The newly refurbished building is now much more than a cinema and has become one of the region’s key cultural hubs, allowing North East budding producers and digital artists to network and present their work.
Mr Dobson has also drawn on the rich history of the cinema and its place in the region by screening daily news reels of important events, with Newcastle United’s famous win over Manchester City in the 1955 FA Cup pulling in the crowds last year.
“It was always key to my vision for the new Tyneside that it should be at the heart of the local community,” he said. “This was certainly the case when it was first opened in the 30s.
“It was always a big concern that we should preserve this attitude and now the building is used for all sorts of purposes, from local film festivals to film and music installations. The possibilities are endless.”
By expanding the parameters of the cinema, Mark has also provided different income streams, which he said have come in handy during the recession. He said: “It’s certainly an interesting time for the film industry and they always say that you get more interesting work coming out of more challenging times.
“Well, looking at the films that have been released already this year, it’s hard to argue against this. Films like The Wrestler and Slumdog Millionaire have really rejuvenated people’s love for film again, which of course has helped us in growing the cinema as a business despite tough economic conditions.”
So what now for the future? As well as being keen to build on the cinema’s digital capabilities, Mr Dobson is excited by the new generation of film- makers who have been brought up on social networking and video-sharing websites such as MySpace and You Tube.

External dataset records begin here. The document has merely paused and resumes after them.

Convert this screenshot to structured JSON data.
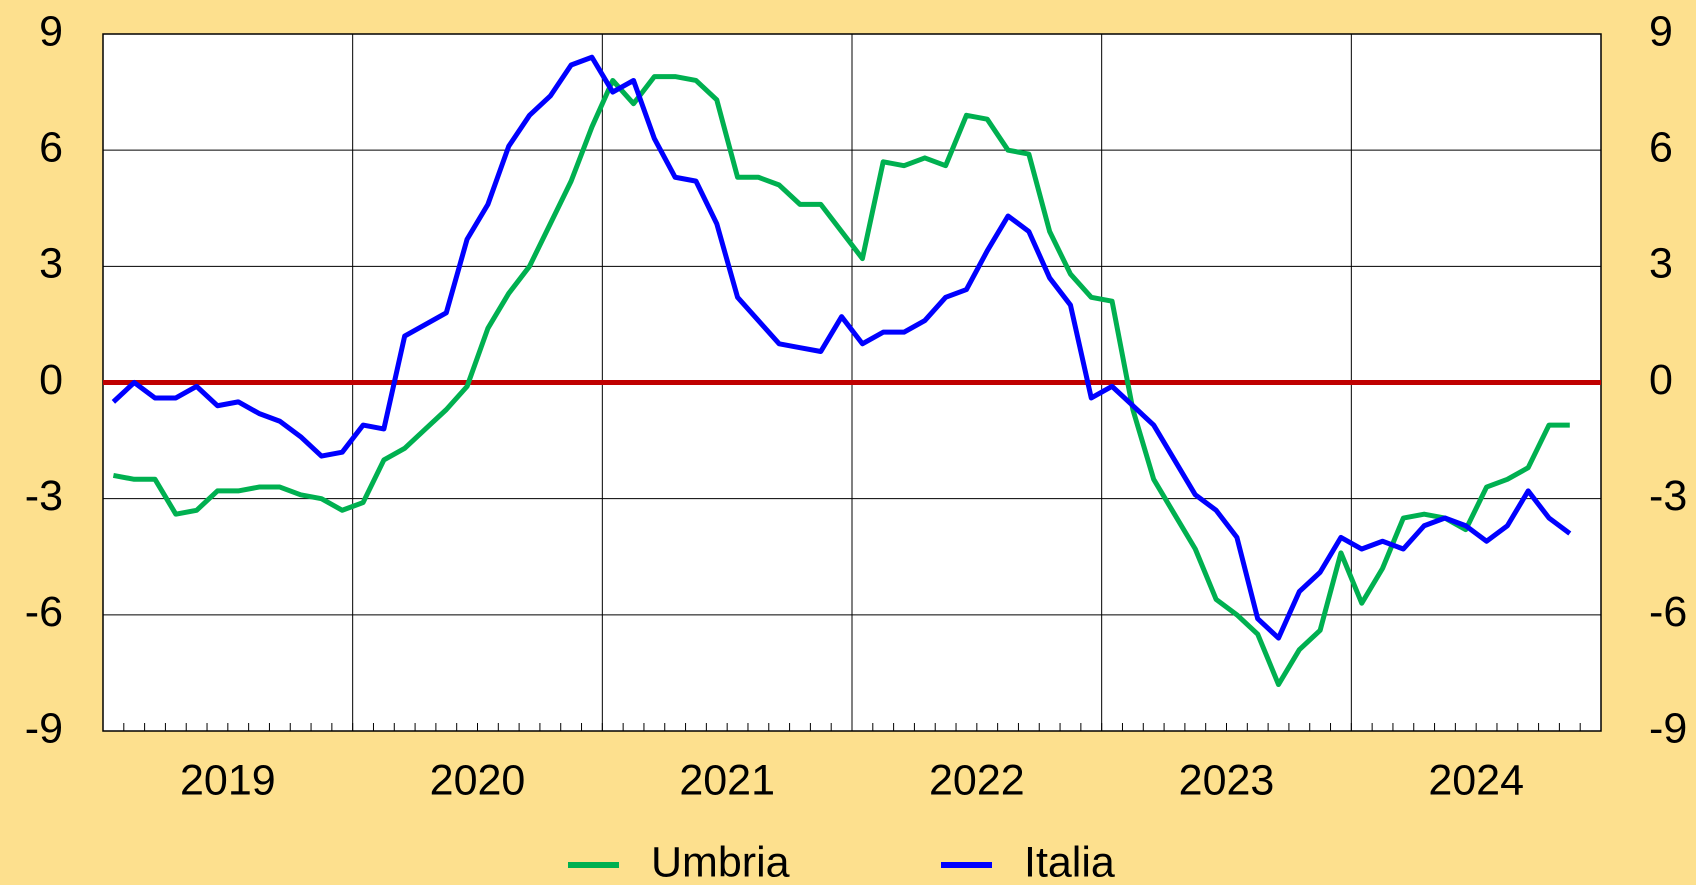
{
  "chart_data": {
    "type": "line",
    "categories": [
      "2019",
      null,
      null,
      null,
      null,
      null,
      null,
      null,
      null,
      null,
      null,
      null,
      "2020",
      null,
      null,
      null,
      null,
      null,
      null,
      null,
      null,
      null,
      null,
      null,
      "2021",
      null,
      null,
      null,
      null,
      null,
      null,
      null,
      null,
      null,
      null,
      null,
      "2022",
      null,
      null,
      null,
      null,
      null,
      null,
      null,
      null,
      null,
      null,
      null,
      "2023",
      null,
      null,
      null,
      null,
      null,
      null,
      null,
      null,
      null,
      null,
      null,
      "2024",
      null,
      null,
      null,
      null,
      null,
      null,
      null,
      null,
      null,
      null
    ],
    "series": [
      {
        "name": "Umbria",
        "color": "#00b050",
        "values": [
          -2.4,
          -2.5,
          -2.5,
          -3.4,
          -3.3,
          -2.8,
          -2.8,
          -2.7,
          -2.7,
          -2.9,
          -3.0,
          -3.3,
          -3.1,
          -2.0,
          -1.7,
          -1.2,
          -0.7,
          -0.1,
          1.4,
          2.3,
          3.0,
          4.1,
          5.2,
          6.6,
          7.8,
          7.2,
          7.9,
          7.9,
          7.8,
          7.3,
          5.3,
          5.3,
          5.1,
          4.6,
          4.6,
          3.9,
          3.2,
          5.7,
          5.6,
          5.8,
          5.6,
          6.9,
          6.8,
          6.0,
          5.9,
          3.9,
          2.8,
          2.2,
          2.1,
          -0.7,
          -2.5,
          -3.4,
          -4.3,
          -5.6,
          -6.0,
          -6.5,
          -7.8,
          -6.9,
          -6.4,
          -4.4,
          -5.7,
          -4.8,
          -3.5,
          -3.4,
          -3.5,
          -3.8,
          -2.7,
          -2.5,
          -2.2,
          -1.1,
          -1.1
        ]
      },
      {
        "name": "Italia",
        "color": "#0000ff",
        "values": [
          -0.5,
          0.0,
          -0.4,
          -0.4,
          -0.1,
          -0.6,
          -0.5,
          -0.8,
          -1.0,
          -1.4,
          -1.9,
          -1.8,
          -1.1,
          -1.2,
          1.2,
          1.5,
          1.8,
          3.7,
          4.6,
          6.1,
          6.9,
          7.4,
          8.2,
          8.4,
          7.5,
          7.8,
          6.3,
          5.3,
          5.2,
          4.1,
          2.2,
          1.6,
          1.0,
          0.9,
          0.8,
          1.7,
          1.0,
          1.3,
          1.3,
          1.6,
          2.2,
          2.4,
          3.4,
          4.3,
          3.9,
          2.7,
          2.0,
          -0.4,
          -0.1,
          -0.6,
          -1.1,
          -2.0,
          -2.9,
          -3.3,
          -4.0,
          -6.1,
          -6.6,
          -5.4,
          -4.9,
          -4.0,
          -4.3,
          -4.1,
          -4.3,
          -3.7,
          -3.5,
          -3.7,
          -4.1,
          -3.7,
          -2.8,
          -3.5,
          -3.9
        ]
      }
    ],
    "ylim": [
      -9,
      9
    ],
    "yticks": [
      -9,
      -6,
      -3,
      0,
      3,
      6,
      9
    ],
    "y2lim": [
      -9,
      9
    ],
    "y2ticks": [
      -9,
      -6,
      -3,
      0,
      3,
      6,
      9
    ],
    "grid": true,
    "zero_line_color": "#c00000",
    "legend": "bottom"
  }
}
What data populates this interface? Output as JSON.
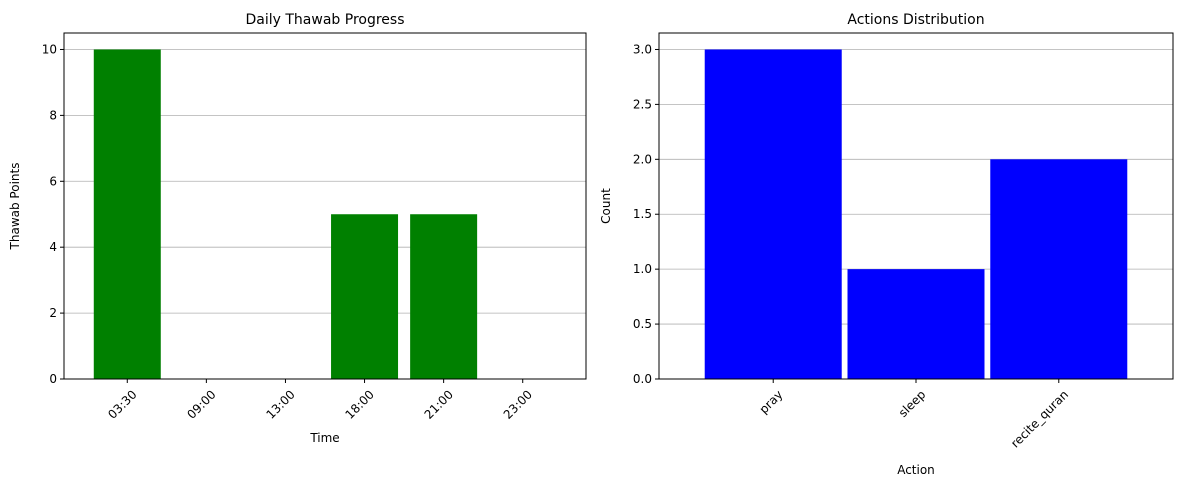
{
  "chart_data": [
    {
      "type": "bar",
      "title": "Daily Thawab Progress",
      "xlabel": "Time",
      "ylabel": "Thawab Points",
      "categories": [
        "03:30",
        "09:00",
        "13:00",
        "18:00",
        "21:00",
        "23:00"
      ],
      "values": [
        10,
        0,
        0,
        5,
        5,
        0
      ],
      "ylim": [
        0,
        10.5
      ],
      "yticks": [
        0,
        2,
        4,
        6,
        8,
        10
      ],
      "grid": "y",
      "legend": "none",
      "color": "#008000"
    },
    {
      "type": "bar",
      "title": "Actions Distribution",
      "xlabel": "Action",
      "ylabel": "Count",
      "categories": [
        "pray",
        "sleep",
        "recite_quran"
      ],
      "values": [
        3,
        1,
        2
      ],
      "ylim": [
        0,
        3.15
      ],
      "yticks": [
        "0.0",
        "0.5",
        "1.0",
        "1.5",
        "2.0",
        "2.5",
        "3.0"
      ],
      "grid": "y",
      "legend": "none",
      "color": "#0000ff"
    }
  ]
}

He said: “Everyone seems to be using these kinds of sites and it’s easy to be cynical about the videos that get put up.
“However, some of them are incredibly creative and really tick the boxes for the direction that movie- making is going.
“The pace of technological advancement is getting quicker all the time, while people’s attention spans are getting shorter.
“While there will always be a place for classic movies, we must also look towards the younger generation if we are to advance as an industry.”